Needless to say I was vexed at Barnes & Nobles’ dismal representation of diversity and was kinda mean to the checkout person (sorry!). I ranted to my husband, who ultimately ended up saying, “well, how will you let them know?” And after I tired myself out from my tantrum, I thought about what he said. I let it settle in my heart and thought…what is the most productive way to express my rage? How do I let Barnes & Noble know that their stores are lacking in diversity and while yes, I can order the books online, book store visibility helps novels by authors of color been seen and sold. Barnes & Noble needs to do their part in promoting diversity and not just shelving books by authors of color in their respective “ethnic” section.

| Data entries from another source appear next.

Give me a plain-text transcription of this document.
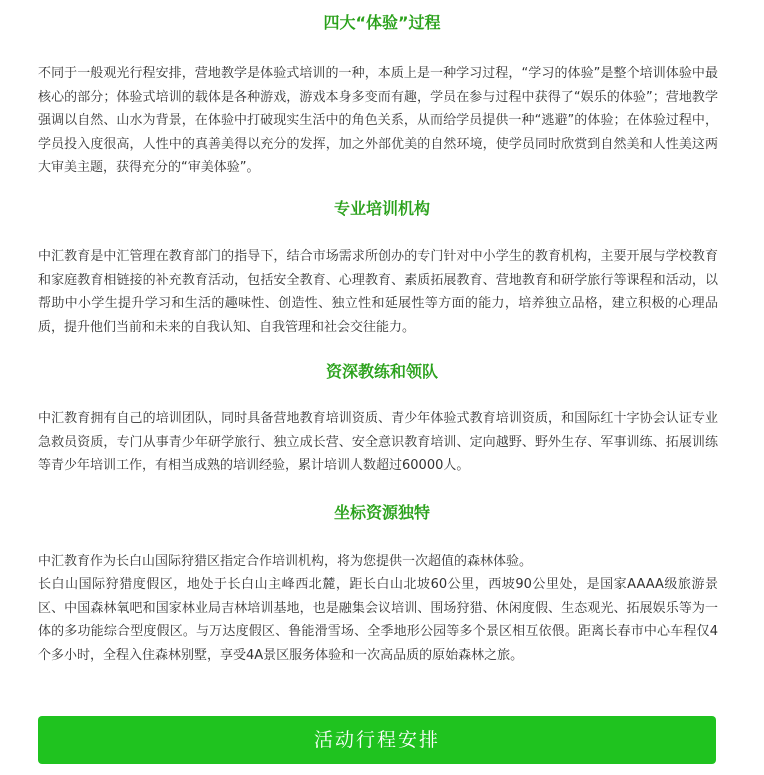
四大“体验”过程

不同于一般观光行程安排，营地教学是体验式培训的一种，本质上是一种学习过程，“学习的体验”是整个培训体验中最核心的部分；体验式培训的载体是各种游戏，游戏本身多变而有趣，学员在参与过程中获得了“娱乐的体验”；营地教学强调以自然、山水为背景，在体验中打破现实生活中的角色关系，从而给学员提供一种“逃避”的体验；在体验过程中，学员投入度很高，人性中的真善美得以充分的发挥，加之外部优美的自然环境，使学员同时欣赏到自然美和人性美这两大审美主题，获得充分的“审美体验”。

专业培训机构

中汇教育是中汇管理在教育部门的指导下，结合市场需求所创办的专门针对中小学生的教育机构，主要开展与学校教育和家庭教育相链接的补充教育活动，包括安全教育、心理教育、素质拓展教育、营地教育和研学旅行等课程和活动，以帮助中小学生提升学习和生活的趣味性、创造性、独立性和延展性等方面的能力，培养独立品格，建立积极的心理品质，提升他们当前和未来的自我认知、自我管理和社会交往能力。

资深教练和领队

中汇教育拥有自己的培训团队，同时具备营地教育培训资质、青少年体验式教育培训资质，和国际红十字协会认证专业急救员资质，专门从事青少年研学旅行、独立成长营、安全意识教育培训、定向越野、野外生存、军事训练、拓展训练等青少年培训工作，有相当成熟的培训经验，累计培训人数超过60000人。

坐标资源独特

中汇教育作为长白山国际狩猎区指定合作培训机构，将为您提供一次超值的森林体验。

长白山国际狩猎度假区，地处于长白山主峰西北麓，距长白山北坡60公里，西坡90公里处，是国家AAAA级旅游景区、中国森林氧吧和国家林业局吉林培训基地，也是融集会议培训、围场狩猎、休闲度假、生态观光、拓展娱乐等为一体的多功能综合型度假区。与万达度假区、鲁能滑雪场、全季地形公园等多个景区相互依偎。距离长春市中心车程仅4个多小时，全程入住森林别墅，享受4A景区服务体验和一次高品质的原始森林之旅。

活动行程安排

So I propose an experiment, a call to action, and I urge many of you to take part. Here is what I would like you to do:

1. Make a list of books you could potentially buy – all by authors of color (this even includes non-YA books).

2. Visit your local Barnes & Noble and check the shelves. If a book is listed, note how many and where it is shelved. If it’s not, note that as well.

3. Go to the checkout and ask the sales clerk, or even manager (remember to be nice) and ask why the books you want are not there. Ask why they are not shelved, not visible and that you would like to see these books (and others like it) sold at the store and not just online.

4. Write a letter (or email) to Barnes & Noble about your experience.
Barnes & Noble, Inc.
Attn: Jaime Carey, Chief Merchandising Officer
122 Fifth Ave
New York, NY 10011
(I hope this is the right address. If someone has better GoogleFu than me, please let me know and I can update this post.)

5. Report back here with your findings and/or if you have a blog, turn your letter into a post and share the link.

In my February essay/OpEd, I’ll share my findings and letter and hopefully some of your experiences. Hopefully we can get a movement going and have Barnes & Noble change their business practices. Let’s put our frustration into action.

Please signal boost this post. The more voices calling for change, the better.

2 Replies to “Mad Words Turn To Positive Action

  1. That sounds like a great idea! I don’t shop at Barnes and Noble much because we have a great independent bookstore here. But I do wonder if the books shelved in the African American section are also shelved in general fiction, or in the various genres. If they aren’t, that cuts out a lot of reader visibility. So, I’m going to go in and ask about it.

  2. This is a wonderful idea, and one that should be repeated in your local indie, as well–they tend to be more responsive to community requests, particularly if they hear it from several people. You can make a real difference in your community’s indie bookstore offerings if you show the local stores that there’s a demand for diverse books.